William Rotsler was born 3 July 1926 in Los Angeles, California. He worked on a ranch in Camarillo as a teenager, and served in the U.S. Army from 1944 to 1945, learning the profession of photographer. He discovered fandom in the mid-'40s and was part of the Los Angeles fan scene for over 50 years. He attended Los Angeles County Art Institute, 1947-50, and worked as a sculptor of mainly outdoor modern work from 1950 to 1959, then gave it up to become a photographer, filmmaker, producer, director of commercials, documentaries, etc. He worked mainly in the "erotic" industries, selling photos to Playboy, writing columns for Knight and other men's magazines, writing, directing, or acting(!) -- or some combination of these -- in such movies as The Agony of Love (1966), Notorious Daughter of Fanny Hill (1966), Shannon's Women (1969), and The Secret Sex Life of Romeo and Juliet (1970). He frequently used fan friends as extras in his movies. This part of his career mostly ended by the '70s. During all this, his prodigious output of cartoons and drawings continued unabated. He was fan Guest of Honor at the World SF Convention in 1973.
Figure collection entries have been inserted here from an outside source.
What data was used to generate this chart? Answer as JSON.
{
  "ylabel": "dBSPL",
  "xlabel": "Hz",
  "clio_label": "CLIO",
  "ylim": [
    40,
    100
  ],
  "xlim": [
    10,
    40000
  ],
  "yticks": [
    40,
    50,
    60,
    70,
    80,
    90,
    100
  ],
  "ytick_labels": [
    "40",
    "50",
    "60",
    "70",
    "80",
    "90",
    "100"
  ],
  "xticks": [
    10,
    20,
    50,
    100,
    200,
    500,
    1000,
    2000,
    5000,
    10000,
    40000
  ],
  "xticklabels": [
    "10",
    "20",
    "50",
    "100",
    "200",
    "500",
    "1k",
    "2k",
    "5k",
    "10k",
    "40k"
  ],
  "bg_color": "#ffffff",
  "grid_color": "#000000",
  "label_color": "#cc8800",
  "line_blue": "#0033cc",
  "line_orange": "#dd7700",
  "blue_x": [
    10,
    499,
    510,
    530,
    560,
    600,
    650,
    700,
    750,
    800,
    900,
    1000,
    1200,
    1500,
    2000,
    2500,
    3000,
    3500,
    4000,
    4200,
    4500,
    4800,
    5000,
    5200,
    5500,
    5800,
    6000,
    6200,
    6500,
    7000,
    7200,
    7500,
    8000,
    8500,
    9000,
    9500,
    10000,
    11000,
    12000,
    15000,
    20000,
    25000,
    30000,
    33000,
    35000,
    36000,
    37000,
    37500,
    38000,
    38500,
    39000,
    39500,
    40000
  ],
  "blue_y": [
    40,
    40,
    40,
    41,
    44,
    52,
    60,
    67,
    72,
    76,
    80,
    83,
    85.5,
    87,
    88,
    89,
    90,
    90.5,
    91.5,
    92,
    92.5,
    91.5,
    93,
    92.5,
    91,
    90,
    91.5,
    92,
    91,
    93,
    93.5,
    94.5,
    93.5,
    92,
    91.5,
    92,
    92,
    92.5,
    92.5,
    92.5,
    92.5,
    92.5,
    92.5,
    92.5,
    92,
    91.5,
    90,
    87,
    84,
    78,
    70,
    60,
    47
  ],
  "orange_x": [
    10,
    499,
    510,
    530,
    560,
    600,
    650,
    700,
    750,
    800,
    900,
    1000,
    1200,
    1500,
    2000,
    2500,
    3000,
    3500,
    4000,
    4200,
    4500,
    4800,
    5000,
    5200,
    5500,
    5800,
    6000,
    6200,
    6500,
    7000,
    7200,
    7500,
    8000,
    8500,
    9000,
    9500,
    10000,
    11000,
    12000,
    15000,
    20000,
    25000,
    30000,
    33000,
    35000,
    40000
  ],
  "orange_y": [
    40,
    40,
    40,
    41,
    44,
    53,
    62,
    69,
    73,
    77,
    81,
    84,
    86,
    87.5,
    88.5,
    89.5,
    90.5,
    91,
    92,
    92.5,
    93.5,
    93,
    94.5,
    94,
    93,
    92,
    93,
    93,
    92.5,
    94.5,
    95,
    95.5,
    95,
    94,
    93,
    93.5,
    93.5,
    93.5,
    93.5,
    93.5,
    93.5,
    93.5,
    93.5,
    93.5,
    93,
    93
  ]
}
He also became a professional writer in the '70s, first producing non-fiction book Contemporary Erotic Cinema (1973) and then his first and best novel, Patron of the Arts (1974). To the Land of the Electric Angels (1976) was also noteworthy. He collaborated with Gregory Benford on Shiva Descending (1980). Most of his books were movie and TV tie-ins or children's fiction such as Tom Swift books with Sharman DiVono under the name of Victor Appleton, Jr. His most recent book was Science Fictionaries (1995), a collection of sayings and quotes from SF writers.
(posted 21 Oct; excerpted from the obituary to appear in Locus Magazine, November 1997.)